俳優・八嶋智人さん 劇場で聞こえる子どもたちの声がいい

 特別ゲストの俳優八嶋智人さんは「僕らが劇場で死んでいる(演技をしている)壁1枚向こうで、子どもたちがキャッキャ言っているというのがいい。ジェンダー、年齢、身体の違いも全て受け入れる、バリアフリーの空間を」と呼び掛けた。

 会が開催前約1カ月間にインターネット上で募集したアンケートには、779人から回答が集まった。「修理以外に手を加えないで、今の建物・施設をそのまま使ってほしい」という意見が6割を超えたという。会では意見を集約し、都に提言する予定。再開を求める署名活動などをしてきた会事務局の洪愛舜(ほんえすん)さん(40)は「閉館して3年、いろいろな動きがあったが、復活のきざしが見えた。今の建物を生かしてほしい」と期待を込めた。

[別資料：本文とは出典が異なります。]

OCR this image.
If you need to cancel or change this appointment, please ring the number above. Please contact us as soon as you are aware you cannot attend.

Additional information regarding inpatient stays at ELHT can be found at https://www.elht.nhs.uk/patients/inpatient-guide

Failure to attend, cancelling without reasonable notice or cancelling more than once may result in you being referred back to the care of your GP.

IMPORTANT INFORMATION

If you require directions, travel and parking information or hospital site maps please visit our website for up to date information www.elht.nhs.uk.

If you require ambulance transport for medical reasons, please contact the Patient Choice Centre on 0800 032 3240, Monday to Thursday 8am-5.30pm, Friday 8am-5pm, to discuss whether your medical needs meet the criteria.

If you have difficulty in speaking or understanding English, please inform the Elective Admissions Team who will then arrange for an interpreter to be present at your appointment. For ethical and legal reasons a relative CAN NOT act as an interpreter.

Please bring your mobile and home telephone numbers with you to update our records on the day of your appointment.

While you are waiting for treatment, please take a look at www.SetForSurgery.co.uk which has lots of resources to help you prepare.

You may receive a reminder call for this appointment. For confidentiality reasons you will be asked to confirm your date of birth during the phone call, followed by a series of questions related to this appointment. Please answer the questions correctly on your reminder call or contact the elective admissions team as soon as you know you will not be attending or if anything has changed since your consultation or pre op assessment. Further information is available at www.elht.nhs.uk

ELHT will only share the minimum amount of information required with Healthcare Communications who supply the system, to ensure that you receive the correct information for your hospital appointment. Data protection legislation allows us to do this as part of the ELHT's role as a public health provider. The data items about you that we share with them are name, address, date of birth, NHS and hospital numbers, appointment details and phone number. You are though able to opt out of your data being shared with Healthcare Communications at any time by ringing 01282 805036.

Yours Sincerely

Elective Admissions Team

こどもの城の活用法について意見を出し合ったシンポジウム=渋谷区で

こどもの城

 1985年、児童の健全育成を目的に開館した国立総合児童センター。約1万平方メートルの敷地に体育室やプール、造形スタジオなどがあり、大小の劇場も併設していた。厚生労働省が老朽化などを理由に2015年3月末に閉館。都は今月、土地と建物を国から購入するため19年度予算案に609億円を計上する方針を発表。五輪後に100億円以上をかけ子どもから高齢者までが利用できる複合型施設として整備する。